Haven’t we come any farther than this? Are we still like monkeys hanging out of bark-infested trees hurling coconuts at four-legged beasts sentenced to the cruelties of gravity? Is there no law and order? Will no one stand up and be counted?

It’s getting so that one does not even see the traditional beaver pelt stovepipe top hat on the street anymore. We cannot blame the occupants of this fashionable, flamboyant headgear for succumbing to the icy threats of street punks, scarf-masked thugs and pre-pubescent hooligans.
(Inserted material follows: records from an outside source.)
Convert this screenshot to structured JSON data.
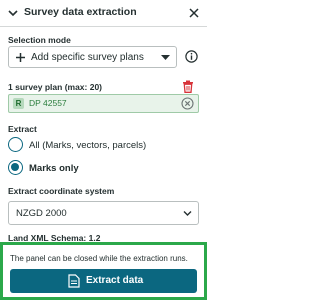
{
  "header": {
    "title": "Survey data extraction"
  },
  "selection": {
    "label": "Selection mode",
    "value": "Add specific survey plans"
  },
  "plans": {
    "count_label": "1 survey plan (max: 20)",
    "items": [
      {
        "badge": "R",
        "name": "DP 42557"
      }
    ]
  },
  "extract": {
    "label": "Extract",
    "options": [
      {
        "label": "All (Marks, vectors, parcels)",
        "selected": false
      },
      {
        "label": "Marks only",
        "selected": true
      }
    ]
  },
  "coord": {
    "label": "Extract coordinate system",
    "value": "NZGD 2000"
  },
  "schema": "Land XML Schema: 1.2",
  "footer": {
    "note": "The panel can be closed while the extraction runs.",
    "button_label": "Extract data"
  },
  "colors": {
    "primary": "#0b6780",
    "highlight_border": "#2ba84a",
    "plan_bg": "#e8f3ea",
    "plan_text": "#2a7d3d",
    "delete_red": "#d8333a"
  },
  "icons": [
    "chevron-down-icon",
    "close-icon",
    "info-icon",
    "trash-icon",
    "remove-circle-icon",
    "document-icon"
  ]
}
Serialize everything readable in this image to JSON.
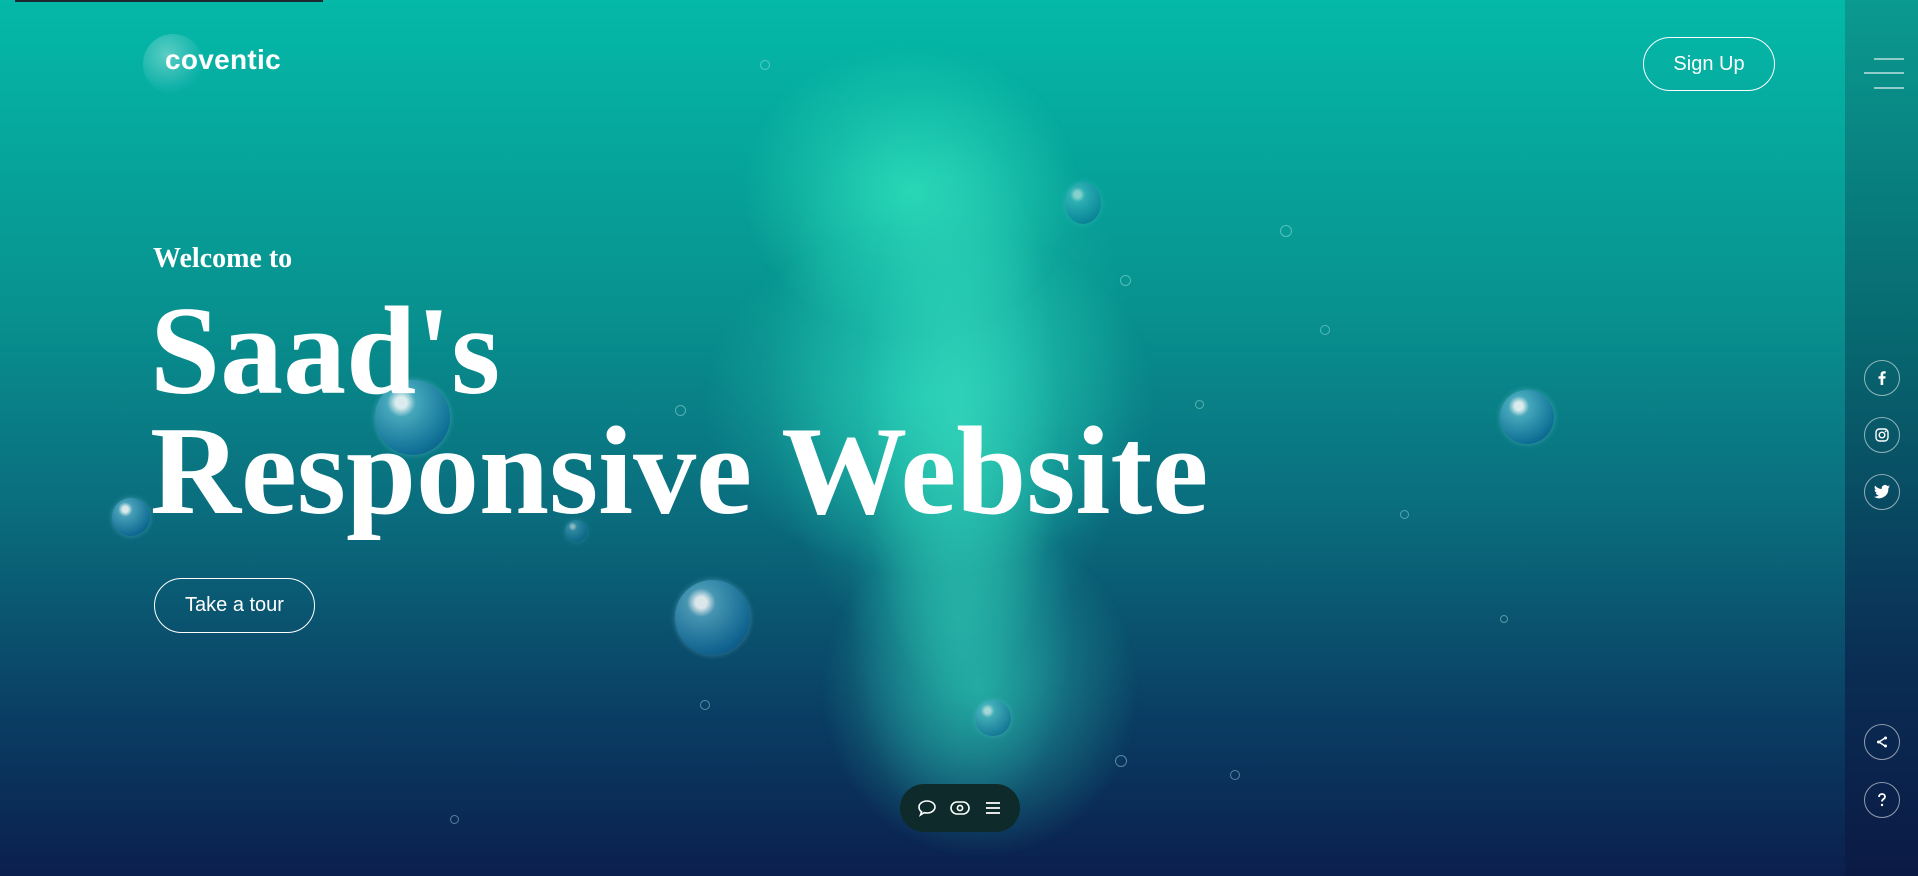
{
  "header": {
    "logo_text": "coventic",
    "signup_label": "Sign Up"
  },
  "hero": {
    "welcome": "Welcome to",
    "title_line1": "Saad's",
    "title_line2": "Responsive Website",
    "tour_label": "Take a tour"
  },
  "toolbar": {
    "icons": [
      "chat-icon",
      "eye-icon",
      "menu-icon"
    ]
  },
  "sidebar": {
    "social": [
      "facebook-icon",
      "instagram-icon",
      "twitter-icon"
    ],
    "bottom": [
      "share-icon",
      "help-icon"
    ]
  },
  "colors": {
    "accent": "#07b8a6",
    "deep": "#0b1f4e"
  }
}
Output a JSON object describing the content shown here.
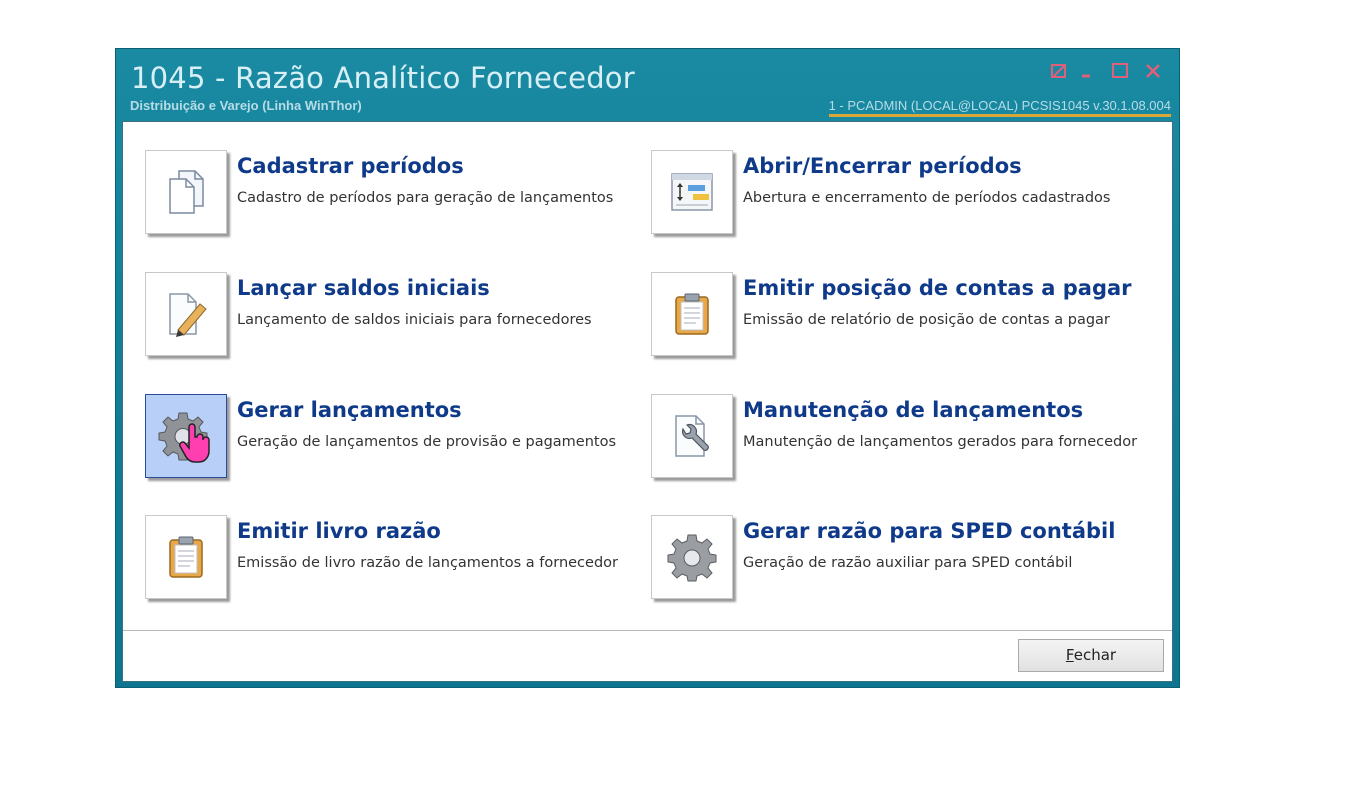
{
  "window": {
    "title": "1045 - Razão Analítico Fornecedor",
    "subtitle": "Distribuição e Varejo (Linha WinThor)",
    "userinfo": "1 - PCADMIN (LOCAL@LOCAL)   PCSIS1045  v.30.1.08.004"
  },
  "tiles": [
    {
      "title": "Cadastrar períodos",
      "desc": "Cadastro de períodos para geração de lançamentos",
      "icon": "documents-icon"
    },
    {
      "title": "Abrir/Encerrar períodos",
      "desc": "Abertura e encerramento de períodos cadastrados",
      "icon": "period-toggle-icon"
    },
    {
      "title": "Lançar saldos iniciais",
      "desc": "Lançamento de saldos iniciais para fornecedores",
      "icon": "edit-document-icon"
    },
    {
      "title": "Emitir posição de contas a pagar",
      "desc": "Emissão de relatório de posição de contas a pagar",
      "icon": "clipboard-icon"
    },
    {
      "title": "Gerar lançamentos",
      "desc": "Geração de lançamentos de provisão e pagamentos",
      "icon": "gear-icon"
    },
    {
      "title": "Manutenção de lançamentos",
      "desc": "Manutenção de lançamentos gerados para fornecedor",
      "icon": "wrench-document-icon"
    },
    {
      "title": "Emitir livro razão",
      "desc": "Emissão de livro razão de lançamentos a fornecedor",
      "icon": "clipboard-icon"
    },
    {
      "title": "Gerar razão para SPED contábil",
      "desc": "Geração de razão auxiliar para SPED contábil",
      "icon": "gear-icon"
    }
  ],
  "footer": {
    "close_label_first": "F",
    "close_label_rest": "echar"
  },
  "colors": {
    "window_frame": "#127f98",
    "tile_title": "#0f3a8a",
    "active_tile": "#b8d0f8"
  }
}
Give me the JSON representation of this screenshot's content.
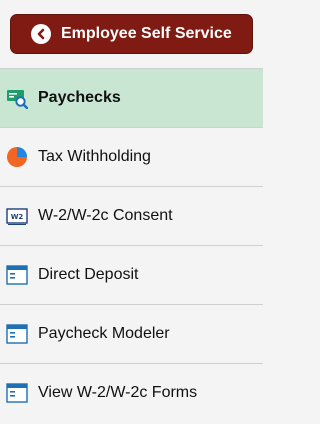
{
  "header": {
    "back_label": "Employee Self Service"
  },
  "nav": {
    "items": [
      {
        "label": "Paychecks",
        "icon": "paycheck-icon",
        "active": true
      },
      {
        "label": "Tax Withholding",
        "icon": "pie-chart-icon",
        "active": false
      },
      {
        "label": "W-2/W-2c Consent",
        "icon": "w2-form-icon",
        "active": false
      },
      {
        "label": "Direct Deposit",
        "icon": "window-icon",
        "active": false
      },
      {
        "label": "Paycheck Modeler",
        "icon": "window-icon",
        "active": false
      },
      {
        "label": "View W-2/W-2c Forms",
        "icon": "window-icon",
        "active": false
      }
    ]
  },
  "colors": {
    "header_button": "#7f1b12",
    "active_row": "#c9e6d3",
    "background": "#f4f4f4",
    "pie_orange": "#f26522",
    "pie_blue": "#1e88e5",
    "icon_blue": "#1e6fb5"
  }
}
Why just this morning on Whitrock Avenue, a gentleman, attempting to negotiate the stairs at Snyder’s Shed and Breakfast was accosted by alley urchins armed with snowballs. Before he could duck back into the familiar confines of his redoubt they were on him, pelting him with the little arctic missiles, knocking his hat to the ground, purposely upsetting his daily constitution, causing him considerable injustice.

Some of these little criminals even travel with dogs.

Will we the responsible members of society just sit back and wait until our civilization tumbles into the abyss? Remember the Saracens? Remember Chamberlain and Czechoslovakia?

The solution, although awkward, is a simple one: Remove the projectiles of this roughhewn subculture by removing the fallen snow. The town already has the trucks. Let’s get on with it and look forward to a more peaceful, secure tomorrow for everyone. And while we’re at it let’s go ahead and get rid of the dogs and kids too.